Gaz à effet de serre : les géants de l’agroalimentaire pointés du doigt



Anton Kunin
18/07/2018

Alors que le débat public sur les émissions de gaz à effet de serre se focalise autour des secteurs des transports et des hydrocarbures, les ONG Grain et IATP (Institute for Agriculture and Trade Policy) alertent sur le fait que la contribution des filières de la viande et du lait est sous-évaluée.

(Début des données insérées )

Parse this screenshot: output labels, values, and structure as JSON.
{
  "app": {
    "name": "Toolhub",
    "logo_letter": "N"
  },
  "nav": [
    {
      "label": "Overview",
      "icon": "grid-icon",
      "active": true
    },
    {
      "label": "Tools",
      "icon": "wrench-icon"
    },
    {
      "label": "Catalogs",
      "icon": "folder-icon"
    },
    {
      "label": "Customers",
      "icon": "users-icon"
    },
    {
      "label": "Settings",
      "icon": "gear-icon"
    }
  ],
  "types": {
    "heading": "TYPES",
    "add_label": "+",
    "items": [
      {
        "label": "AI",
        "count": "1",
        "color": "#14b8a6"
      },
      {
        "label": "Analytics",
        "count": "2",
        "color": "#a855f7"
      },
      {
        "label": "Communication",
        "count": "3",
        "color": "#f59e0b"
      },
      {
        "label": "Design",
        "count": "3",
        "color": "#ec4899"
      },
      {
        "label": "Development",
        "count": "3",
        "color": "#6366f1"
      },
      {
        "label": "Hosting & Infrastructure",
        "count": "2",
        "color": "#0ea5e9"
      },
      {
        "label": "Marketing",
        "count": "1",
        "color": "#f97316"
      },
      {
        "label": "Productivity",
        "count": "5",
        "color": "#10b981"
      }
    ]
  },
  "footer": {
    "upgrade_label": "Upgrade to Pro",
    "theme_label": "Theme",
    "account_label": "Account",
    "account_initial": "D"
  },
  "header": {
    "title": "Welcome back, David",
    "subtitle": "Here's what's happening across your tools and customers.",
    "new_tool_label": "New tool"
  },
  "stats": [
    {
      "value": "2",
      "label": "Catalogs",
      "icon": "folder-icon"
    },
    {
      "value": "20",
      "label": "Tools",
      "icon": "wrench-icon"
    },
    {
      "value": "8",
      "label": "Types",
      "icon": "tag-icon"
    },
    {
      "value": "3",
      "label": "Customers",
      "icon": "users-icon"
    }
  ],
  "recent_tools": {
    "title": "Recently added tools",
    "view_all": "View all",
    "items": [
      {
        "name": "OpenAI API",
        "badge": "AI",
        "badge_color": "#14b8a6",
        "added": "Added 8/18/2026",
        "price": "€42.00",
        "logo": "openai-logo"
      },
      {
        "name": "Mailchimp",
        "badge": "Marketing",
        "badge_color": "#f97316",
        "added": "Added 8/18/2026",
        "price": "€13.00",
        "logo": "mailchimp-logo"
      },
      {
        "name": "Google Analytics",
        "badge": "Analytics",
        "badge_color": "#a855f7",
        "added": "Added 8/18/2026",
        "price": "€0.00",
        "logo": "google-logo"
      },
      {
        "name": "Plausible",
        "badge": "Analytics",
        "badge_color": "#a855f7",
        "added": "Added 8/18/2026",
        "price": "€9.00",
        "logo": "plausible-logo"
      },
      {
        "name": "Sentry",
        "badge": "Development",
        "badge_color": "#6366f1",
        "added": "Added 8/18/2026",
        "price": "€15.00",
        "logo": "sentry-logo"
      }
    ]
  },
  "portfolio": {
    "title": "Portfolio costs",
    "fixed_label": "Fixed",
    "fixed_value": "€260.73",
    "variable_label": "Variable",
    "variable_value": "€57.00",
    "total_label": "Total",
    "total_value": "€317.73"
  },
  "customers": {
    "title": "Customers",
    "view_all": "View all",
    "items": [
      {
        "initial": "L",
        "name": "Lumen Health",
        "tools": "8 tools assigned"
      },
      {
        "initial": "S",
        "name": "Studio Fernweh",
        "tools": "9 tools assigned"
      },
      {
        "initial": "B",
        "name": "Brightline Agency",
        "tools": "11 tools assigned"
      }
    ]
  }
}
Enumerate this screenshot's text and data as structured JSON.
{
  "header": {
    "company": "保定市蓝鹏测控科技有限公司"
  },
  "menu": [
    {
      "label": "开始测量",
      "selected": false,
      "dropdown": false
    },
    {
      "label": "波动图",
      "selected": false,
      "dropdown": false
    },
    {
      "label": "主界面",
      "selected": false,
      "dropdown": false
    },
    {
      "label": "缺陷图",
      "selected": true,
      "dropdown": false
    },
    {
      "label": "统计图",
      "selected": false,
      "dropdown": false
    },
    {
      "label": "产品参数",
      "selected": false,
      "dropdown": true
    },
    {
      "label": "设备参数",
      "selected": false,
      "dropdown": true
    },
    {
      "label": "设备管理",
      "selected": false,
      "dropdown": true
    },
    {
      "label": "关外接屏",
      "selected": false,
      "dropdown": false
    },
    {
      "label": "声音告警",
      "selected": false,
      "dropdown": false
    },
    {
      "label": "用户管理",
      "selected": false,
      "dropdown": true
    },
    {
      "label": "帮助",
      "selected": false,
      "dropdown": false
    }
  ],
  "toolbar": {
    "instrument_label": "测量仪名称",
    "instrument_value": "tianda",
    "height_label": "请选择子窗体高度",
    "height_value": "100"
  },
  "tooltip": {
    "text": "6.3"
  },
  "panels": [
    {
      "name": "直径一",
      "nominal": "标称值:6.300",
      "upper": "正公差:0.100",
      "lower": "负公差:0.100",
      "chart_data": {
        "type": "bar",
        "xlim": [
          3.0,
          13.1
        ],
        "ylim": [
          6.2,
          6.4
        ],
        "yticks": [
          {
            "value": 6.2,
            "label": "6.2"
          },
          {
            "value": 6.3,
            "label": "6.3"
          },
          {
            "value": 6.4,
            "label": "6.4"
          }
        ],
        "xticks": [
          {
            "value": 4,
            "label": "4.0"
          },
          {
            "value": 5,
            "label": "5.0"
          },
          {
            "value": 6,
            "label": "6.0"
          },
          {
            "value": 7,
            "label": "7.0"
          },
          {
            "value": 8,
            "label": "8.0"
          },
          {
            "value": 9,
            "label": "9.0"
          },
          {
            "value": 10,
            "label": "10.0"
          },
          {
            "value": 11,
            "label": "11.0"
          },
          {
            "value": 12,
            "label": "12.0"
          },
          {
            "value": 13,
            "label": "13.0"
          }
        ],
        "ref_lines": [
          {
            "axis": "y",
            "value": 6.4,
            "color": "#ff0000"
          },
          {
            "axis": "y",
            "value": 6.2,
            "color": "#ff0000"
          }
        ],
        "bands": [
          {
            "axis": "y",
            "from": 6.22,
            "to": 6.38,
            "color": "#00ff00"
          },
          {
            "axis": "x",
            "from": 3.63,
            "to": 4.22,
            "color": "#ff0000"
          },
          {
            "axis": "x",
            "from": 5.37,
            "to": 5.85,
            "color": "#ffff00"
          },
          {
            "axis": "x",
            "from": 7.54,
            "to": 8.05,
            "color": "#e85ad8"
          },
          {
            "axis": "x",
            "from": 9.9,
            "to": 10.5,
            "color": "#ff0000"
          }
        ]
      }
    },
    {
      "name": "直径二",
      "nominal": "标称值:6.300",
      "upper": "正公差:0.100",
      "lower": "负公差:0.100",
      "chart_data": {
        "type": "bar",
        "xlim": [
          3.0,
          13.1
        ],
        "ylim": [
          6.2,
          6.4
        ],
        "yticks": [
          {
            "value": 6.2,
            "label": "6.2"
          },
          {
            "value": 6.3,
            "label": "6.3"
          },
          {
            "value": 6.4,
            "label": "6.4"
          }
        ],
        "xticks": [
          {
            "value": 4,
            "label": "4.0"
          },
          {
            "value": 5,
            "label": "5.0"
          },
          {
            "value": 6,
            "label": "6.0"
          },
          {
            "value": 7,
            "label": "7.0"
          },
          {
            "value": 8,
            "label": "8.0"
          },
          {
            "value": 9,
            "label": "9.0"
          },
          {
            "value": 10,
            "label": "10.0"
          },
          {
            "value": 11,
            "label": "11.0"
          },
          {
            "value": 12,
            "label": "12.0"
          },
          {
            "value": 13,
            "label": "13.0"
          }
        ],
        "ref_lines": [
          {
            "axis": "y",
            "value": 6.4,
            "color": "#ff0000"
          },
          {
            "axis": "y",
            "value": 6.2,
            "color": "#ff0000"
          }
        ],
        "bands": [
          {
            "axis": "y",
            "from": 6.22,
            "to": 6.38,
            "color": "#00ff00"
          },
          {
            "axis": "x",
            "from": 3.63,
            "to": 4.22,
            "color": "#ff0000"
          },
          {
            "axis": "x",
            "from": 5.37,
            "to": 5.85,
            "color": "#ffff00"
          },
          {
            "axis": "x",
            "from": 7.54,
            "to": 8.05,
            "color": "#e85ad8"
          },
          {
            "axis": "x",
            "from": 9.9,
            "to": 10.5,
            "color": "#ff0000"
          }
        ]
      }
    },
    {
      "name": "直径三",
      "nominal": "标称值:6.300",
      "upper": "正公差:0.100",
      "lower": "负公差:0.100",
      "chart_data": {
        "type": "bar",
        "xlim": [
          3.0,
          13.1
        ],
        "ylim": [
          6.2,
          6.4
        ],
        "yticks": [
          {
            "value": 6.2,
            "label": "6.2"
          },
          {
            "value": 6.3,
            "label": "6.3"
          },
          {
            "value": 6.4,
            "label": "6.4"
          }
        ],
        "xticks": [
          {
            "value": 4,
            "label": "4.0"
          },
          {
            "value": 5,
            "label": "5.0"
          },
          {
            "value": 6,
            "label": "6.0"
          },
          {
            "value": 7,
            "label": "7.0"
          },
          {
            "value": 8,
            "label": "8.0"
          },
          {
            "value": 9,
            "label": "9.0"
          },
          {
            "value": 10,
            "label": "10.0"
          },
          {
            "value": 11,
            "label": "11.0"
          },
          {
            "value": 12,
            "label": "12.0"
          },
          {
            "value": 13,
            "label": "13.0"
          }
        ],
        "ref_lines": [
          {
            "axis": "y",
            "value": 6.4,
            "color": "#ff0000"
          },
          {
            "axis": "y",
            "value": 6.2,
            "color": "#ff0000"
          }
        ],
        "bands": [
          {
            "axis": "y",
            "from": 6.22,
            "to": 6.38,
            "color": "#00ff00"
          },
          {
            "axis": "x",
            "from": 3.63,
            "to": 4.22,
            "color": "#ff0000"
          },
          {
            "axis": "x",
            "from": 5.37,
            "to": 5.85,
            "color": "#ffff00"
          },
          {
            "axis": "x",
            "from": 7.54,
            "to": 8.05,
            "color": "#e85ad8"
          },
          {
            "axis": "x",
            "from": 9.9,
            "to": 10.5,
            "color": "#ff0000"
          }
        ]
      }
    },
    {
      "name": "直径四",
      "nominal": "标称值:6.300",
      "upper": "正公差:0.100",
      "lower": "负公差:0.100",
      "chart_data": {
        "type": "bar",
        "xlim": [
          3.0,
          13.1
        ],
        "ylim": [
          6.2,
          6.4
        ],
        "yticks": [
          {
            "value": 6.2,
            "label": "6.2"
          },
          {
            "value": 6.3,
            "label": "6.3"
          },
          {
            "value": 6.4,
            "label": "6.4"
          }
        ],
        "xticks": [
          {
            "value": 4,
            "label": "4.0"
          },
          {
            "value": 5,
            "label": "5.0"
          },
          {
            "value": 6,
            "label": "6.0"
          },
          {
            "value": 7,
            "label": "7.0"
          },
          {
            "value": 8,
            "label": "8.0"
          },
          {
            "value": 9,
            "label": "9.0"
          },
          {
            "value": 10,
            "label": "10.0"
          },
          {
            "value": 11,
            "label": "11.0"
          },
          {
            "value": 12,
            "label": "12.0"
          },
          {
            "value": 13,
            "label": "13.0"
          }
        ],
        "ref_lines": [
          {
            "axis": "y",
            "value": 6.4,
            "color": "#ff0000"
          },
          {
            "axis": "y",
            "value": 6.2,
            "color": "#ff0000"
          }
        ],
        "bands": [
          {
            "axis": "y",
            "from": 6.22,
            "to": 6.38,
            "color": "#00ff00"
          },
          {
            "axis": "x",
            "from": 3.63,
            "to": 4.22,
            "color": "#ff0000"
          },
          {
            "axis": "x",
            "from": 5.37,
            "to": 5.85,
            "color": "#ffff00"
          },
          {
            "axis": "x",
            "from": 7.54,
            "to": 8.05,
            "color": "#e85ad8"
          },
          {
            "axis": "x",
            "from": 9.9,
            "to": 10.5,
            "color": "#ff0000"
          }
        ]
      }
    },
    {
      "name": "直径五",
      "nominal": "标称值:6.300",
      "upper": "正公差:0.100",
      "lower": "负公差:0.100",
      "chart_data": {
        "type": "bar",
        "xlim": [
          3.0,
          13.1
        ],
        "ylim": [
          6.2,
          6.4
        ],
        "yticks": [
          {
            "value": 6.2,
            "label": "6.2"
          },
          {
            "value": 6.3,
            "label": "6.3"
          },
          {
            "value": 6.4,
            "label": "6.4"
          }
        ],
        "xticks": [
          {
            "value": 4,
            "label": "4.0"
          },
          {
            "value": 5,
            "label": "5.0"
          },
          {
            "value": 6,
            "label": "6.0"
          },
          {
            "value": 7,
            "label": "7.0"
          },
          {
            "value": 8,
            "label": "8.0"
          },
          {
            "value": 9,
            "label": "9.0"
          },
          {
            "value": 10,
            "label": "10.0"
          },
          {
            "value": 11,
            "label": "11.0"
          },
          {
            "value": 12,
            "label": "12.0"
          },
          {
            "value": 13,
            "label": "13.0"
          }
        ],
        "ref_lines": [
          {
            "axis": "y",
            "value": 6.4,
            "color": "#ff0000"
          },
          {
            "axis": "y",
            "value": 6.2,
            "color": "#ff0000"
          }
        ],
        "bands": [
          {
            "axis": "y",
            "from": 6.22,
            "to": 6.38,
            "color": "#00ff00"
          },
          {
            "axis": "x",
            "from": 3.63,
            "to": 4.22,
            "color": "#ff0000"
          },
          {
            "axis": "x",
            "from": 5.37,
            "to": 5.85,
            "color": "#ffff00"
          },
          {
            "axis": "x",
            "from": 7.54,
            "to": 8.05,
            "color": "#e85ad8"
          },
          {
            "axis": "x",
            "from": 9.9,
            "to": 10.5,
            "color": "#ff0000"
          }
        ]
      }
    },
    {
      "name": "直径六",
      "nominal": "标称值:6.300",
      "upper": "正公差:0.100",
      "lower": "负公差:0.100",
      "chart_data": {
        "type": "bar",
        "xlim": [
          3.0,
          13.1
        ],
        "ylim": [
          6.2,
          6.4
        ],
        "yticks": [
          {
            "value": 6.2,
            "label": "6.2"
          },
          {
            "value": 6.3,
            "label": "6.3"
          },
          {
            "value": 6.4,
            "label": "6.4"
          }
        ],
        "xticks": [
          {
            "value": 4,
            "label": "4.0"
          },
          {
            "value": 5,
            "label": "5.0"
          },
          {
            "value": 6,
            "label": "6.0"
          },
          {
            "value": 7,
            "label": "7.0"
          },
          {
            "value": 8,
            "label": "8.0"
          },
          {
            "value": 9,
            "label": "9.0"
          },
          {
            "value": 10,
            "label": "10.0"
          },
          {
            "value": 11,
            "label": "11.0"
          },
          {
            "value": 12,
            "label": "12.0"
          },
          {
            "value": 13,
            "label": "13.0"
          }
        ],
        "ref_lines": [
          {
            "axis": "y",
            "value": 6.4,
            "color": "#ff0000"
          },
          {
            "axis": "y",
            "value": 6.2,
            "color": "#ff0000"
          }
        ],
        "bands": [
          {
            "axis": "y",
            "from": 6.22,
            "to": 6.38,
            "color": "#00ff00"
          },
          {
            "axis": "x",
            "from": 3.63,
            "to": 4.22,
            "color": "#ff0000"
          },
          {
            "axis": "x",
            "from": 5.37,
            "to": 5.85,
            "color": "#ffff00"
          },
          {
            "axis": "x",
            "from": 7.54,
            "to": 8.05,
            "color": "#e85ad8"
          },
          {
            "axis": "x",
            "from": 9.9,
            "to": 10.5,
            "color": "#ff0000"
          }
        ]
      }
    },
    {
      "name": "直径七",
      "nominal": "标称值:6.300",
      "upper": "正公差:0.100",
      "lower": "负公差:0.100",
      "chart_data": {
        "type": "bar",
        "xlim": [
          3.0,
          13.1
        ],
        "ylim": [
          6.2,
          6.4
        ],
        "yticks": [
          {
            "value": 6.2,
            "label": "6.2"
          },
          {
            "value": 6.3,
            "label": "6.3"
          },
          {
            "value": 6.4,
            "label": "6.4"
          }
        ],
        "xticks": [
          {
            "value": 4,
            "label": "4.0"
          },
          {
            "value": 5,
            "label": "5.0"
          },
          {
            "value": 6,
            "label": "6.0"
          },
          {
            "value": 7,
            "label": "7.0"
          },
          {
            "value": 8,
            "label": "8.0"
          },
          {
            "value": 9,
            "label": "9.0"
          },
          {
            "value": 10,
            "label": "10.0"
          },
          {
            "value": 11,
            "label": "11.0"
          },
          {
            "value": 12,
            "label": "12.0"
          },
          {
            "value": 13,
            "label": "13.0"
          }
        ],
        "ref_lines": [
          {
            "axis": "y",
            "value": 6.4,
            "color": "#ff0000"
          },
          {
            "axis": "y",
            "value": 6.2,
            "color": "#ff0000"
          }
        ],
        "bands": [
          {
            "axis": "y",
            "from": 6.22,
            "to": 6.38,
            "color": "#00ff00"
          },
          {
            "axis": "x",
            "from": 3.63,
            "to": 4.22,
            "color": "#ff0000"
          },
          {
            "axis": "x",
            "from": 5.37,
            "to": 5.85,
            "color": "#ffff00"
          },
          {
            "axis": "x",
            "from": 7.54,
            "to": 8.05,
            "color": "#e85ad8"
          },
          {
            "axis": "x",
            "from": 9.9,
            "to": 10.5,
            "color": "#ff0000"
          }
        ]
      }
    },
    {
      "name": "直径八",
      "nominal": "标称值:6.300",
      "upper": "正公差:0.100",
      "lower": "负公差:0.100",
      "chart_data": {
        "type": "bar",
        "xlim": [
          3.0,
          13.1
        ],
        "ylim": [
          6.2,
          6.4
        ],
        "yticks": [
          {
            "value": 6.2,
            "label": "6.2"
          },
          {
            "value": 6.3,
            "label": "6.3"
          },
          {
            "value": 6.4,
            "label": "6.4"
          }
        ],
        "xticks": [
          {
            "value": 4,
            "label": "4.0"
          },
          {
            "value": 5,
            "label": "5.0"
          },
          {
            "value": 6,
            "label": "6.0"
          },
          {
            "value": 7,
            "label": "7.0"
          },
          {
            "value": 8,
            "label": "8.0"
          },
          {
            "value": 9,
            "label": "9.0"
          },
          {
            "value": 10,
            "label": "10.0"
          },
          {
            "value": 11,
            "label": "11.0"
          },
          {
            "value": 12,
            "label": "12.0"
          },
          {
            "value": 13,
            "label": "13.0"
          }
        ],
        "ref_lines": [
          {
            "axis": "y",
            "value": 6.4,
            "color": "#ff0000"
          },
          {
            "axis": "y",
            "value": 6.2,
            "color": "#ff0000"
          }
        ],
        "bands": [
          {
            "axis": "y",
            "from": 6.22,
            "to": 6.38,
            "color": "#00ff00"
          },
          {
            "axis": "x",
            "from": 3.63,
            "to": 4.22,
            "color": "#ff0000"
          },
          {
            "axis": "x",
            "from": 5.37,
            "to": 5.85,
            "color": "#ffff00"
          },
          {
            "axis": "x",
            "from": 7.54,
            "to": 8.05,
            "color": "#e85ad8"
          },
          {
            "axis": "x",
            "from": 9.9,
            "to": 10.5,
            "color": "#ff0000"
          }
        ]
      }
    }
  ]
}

Lait et viande : seuls 10 à 20% des émissions réelles de gaz à effet de serre entrent dans les calculs

Sur les 35 plus grands producteurs mondiaux de viande et de lait, seules quatre entreprises fournissent des estimations d'émissions de gaz à effet de serre complètes et crédibles. Tel est le constat formulé par les ONG Grain et IATP, dont les militants ont passé au crible les bilans publiés par ces géants de l’agroalimentaire. Les bons élèves sont NH Foods (Japon), Nestlé (Suisse), FrieslandCampina (Pays-Bas) et Danone (France).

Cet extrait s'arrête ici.